Я помотала головой. Боялась разреветься и потому молчала. Он подошел ко мне.
— Ну, что же вы… я думал, что догадаетесь… Надо было «на лапу» дать. Старший продавец решает этот вопрос в пять минут. Вон, видите, сколько с его разрешения отложено досок. За такой дефицит, как половая доска, надо было раскошелиться!

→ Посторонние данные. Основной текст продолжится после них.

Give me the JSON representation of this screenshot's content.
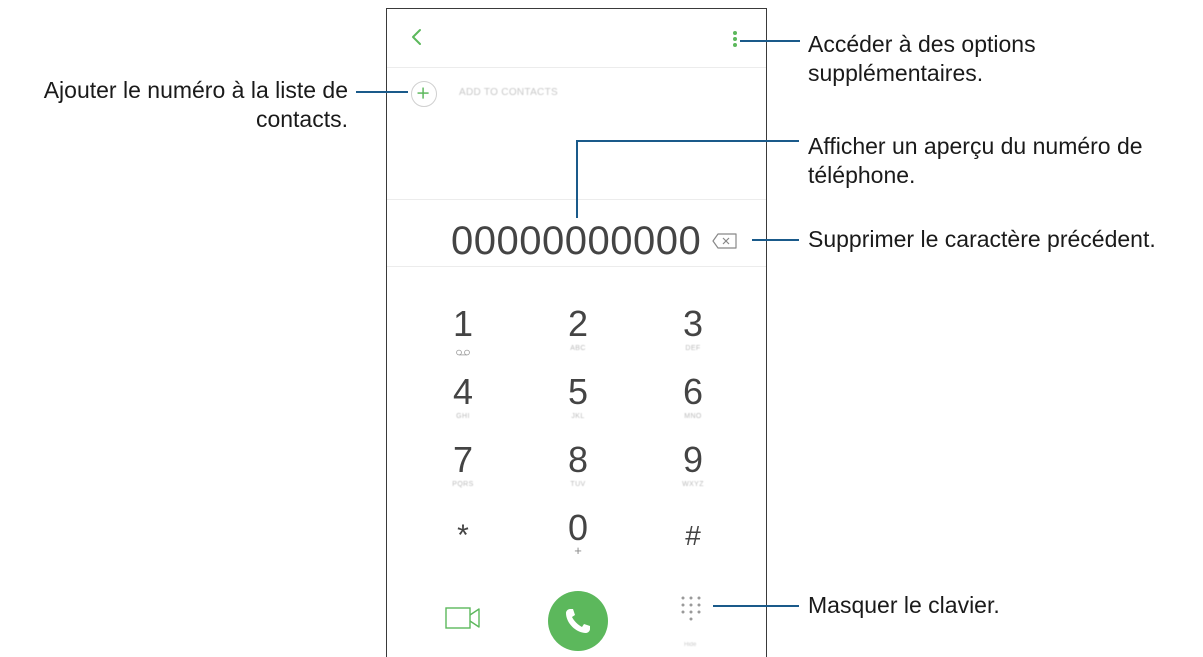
{
  "callouts": {
    "add_contact": "Ajouter le numéro à la liste de contacts.",
    "more_options": "Accéder à des options supplémentaires.",
    "preview": "Afficher un aperçu du numéro de téléphone.",
    "delete_char": "Supprimer le caractère précédent.",
    "hide_keypad": "Masquer le clavier."
  },
  "phone": {
    "add_to_contacts": "ADD TO CONTACTS",
    "number": "00000000000",
    "keypad_label": "Hide",
    "keys": [
      {
        "digit": "1",
        "letters": ""
      },
      {
        "digit": "2",
        "letters": "ABC"
      },
      {
        "digit": "3",
        "letters": "DEF"
      },
      {
        "digit": "4",
        "letters": "GHI"
      },
      {
        "digit": "5",
        "letters": "JKL"
      },
      {
        "digit": "6",
        "letters": "MNO"
      },
      {
        "digit": "7",
        "letters": "PQRS"
      },
      {
        "digit": "8",
        "letters": "TUV"
      },
      {
        "digit": "9",
        "letters": "WXYZ"
      },
      {
        "digit": "*",
        "letters": ""
      },
      {
        "digit": "0",
        "letters": "+"
      },
      {
        "digit": "#",
        "letters": ""
      }
    ]
  },
  "colors": {
    "accent_green": "#5cb85c",
    "callout_line": "#1a5a8a"
  },
  "icons": [
    "back-arrow-icon",
    "more-options-icon",
    "add-icon",
    "backspace-icon",
    "voicemail-icon",
    "video-call-icon",
    "phone-icon",
    "keypad-icon"
  ]
}
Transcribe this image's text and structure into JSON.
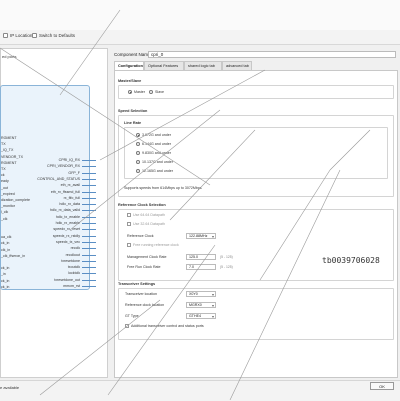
{
  "toolbar": {
    "ip_location_label": "IP Location",
    "switch_defaults_label": "Switch to Defaults"
  },
  "left_panel": {
    "show_ports_label": "ed ports",
    "left_pins": [
      "RGMENT",
      "TX",
      "_IQ_TX",
      "VENDOR_TX",
      "RGMENT",
      "TX",
      "ck",
      "eady",
      "_out",
      "_expired",
      "dization_complete",
      "_monitor",
      "l_clk",
      "_clk",
      "",
      "",
      "ua_clk",
      "ck_in",
      "clk_in",
      "_clk_ffseron_in",
      "",
      "ck_in",
      "_in",
      "ck_in",
      "ck_in"
    ],
    "right_pins": [
      "CPRI_IQ_RX",
      "CPRI_VENDOR_RX",
      "GFP_F",
      "CONTROL_AND_STATUS",
      "eth_rx_avail",
      "eth_rx_ffssmd_full",
      "rx_fifo_full",
      "hdlc_rx_data",
      "hdlc_rx_data_valid",
      "hdlc_tx_enable",
      "hdlc_rx_enable",
      "speedx_rx_reset",
      "speedx_rx_rstdly",
      "speedx_tx_vec",
      "recclk",
      "recclkout",
      "txresetdone",
      "txoutclk",
      "locktclk",
      "txresetdone_out",
      "mmcm_rst"
    ]
  },
  "component": {
    "name_label": "Component Name",
    "name_value": "cpri_0"
  },
  "tabs": [
    {
      "label": "Configuration"
    },
    {
      "label": "Optional Features"
    },
    {
      "label": "shared logic tab"
    },
    {
      "label": "advanced tab"
    }
  ],
  "master_slave": {
    "title": "Master/Slave",
    "options": [
      {
        "label": "Master",
        "selected": true
      },
      {
        "label": "Slave",
        "selected": false
      }
    ]
  },
  "speed_selection": {
    "title": "Speed Selection",
    "line_rate_title": "Line Rate",
    "options": [
      {
        "label": "3.072G and under",
        "selected": true
      },
      {
        "label": "6.144G and under",
        "selected": false
      },
      {
        "label": "9.830G and under",
        "selected": false
      },
      {
        "label": "10.137G and under",
        "selected": false
      },
      {
        "label": "12.165G and under",
        "selected": false
      }
    ],
    "supports_text": "Supports speeds from 614Mbps up to 3072Mbps"
  },
  "ref_clock": {
    "title": "Reference Clock Selection",
    "use_64_label": "Use 64.64 Datapath",
    "use_32_label": "Use 32.64 Datapath",
    "ref_clock_label": "Reference Clock",
    "ref_clock_value": "122.88MHz",
    "free_running_label": "Free running reference clock",
    "mgmt_label": "Management Clock Rate",
    "mgmt_value": "125.0",
    "mgmt_range": "(5 - 125)",
    "free_run_label": "Free Run Clock Rate",
    "free_run_value": "7.0",
    "free_run_range": "(5 - 125)"
  },
  "transceiver": {
    "title": "Transceiver Settings",
    "loc_label": "Transceiver location",
    "loc_value": "X0Y0",
    "ref_loc_label": "Reference clock location",
    "ref_loc_value": "MGRX0",
    "gt_label": "GT Type",
    "gt_value": "GTHE4",
    "extra_label": "Additional transceiver control and status ports"
  },
  "watermark": "tb0039706028",
  "status": {
    "text": "e available",
    "ok_label": "OK"
  }
}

— Я не знала. Я ведь в первый раз. А сколько надо за это давать?
— За то, чтобы отложить? Эта «услуга» стоит 15 руб. за куб.
— Это грузчики берут 15 рублей за куб, за погрузку! А ему-то за что? Он ведь не работает, руки в карманах держит!
— Эх, милочка! Да вы словно бы с луны свалились! Где вы живете? У нас все не как у нормальных людей, все шиворот-навыворот. Кто работает, тот едва концы с концами сводит, а у кого руки в карманах — тот и в порядке. Он ведь еще и с грузчиков мзду берет.
— С грузчиков? За что?!
— За то, что разрешает им здесь подхалтурить. По нашему советскому «сервису» в этих магазинах грузчики для покупателей не предусмотрены. Грузи, мол, как захочешь, независимо от того, кто ты есть — мужчина или женщина, старый или молодой. Ну а если даже и мужчина, и молодой к тому же, да разве под силу ему одному перекидать в машину двести-триста штук тяжеленных трехметровых досок или, того еще похлеще, бревен?! Нет, конечно! Вот и подсуетились местные алкаши на разовую работу. Сколотили бригаду из всякой пьяни безработной. Они много не требуют, главное, чтоб на выпивку после работы было, а основной куш идет старшему продавцу. За то, что разрешает им здесь подработать. Ну, вроде бы это его частная лавочка. Понятно?
— Так это же — мафия! Надо директору магазина обо всем рассказать!
— Нет, ну вы правда как с луны свалились! Да без ведома директора здесь ничего не делается. И он тоже с этого имеет хороший кусок! — объяснил он мне.
— Так это надо разоблачить! В милицию заявить или в газету написать! — возмутилась я.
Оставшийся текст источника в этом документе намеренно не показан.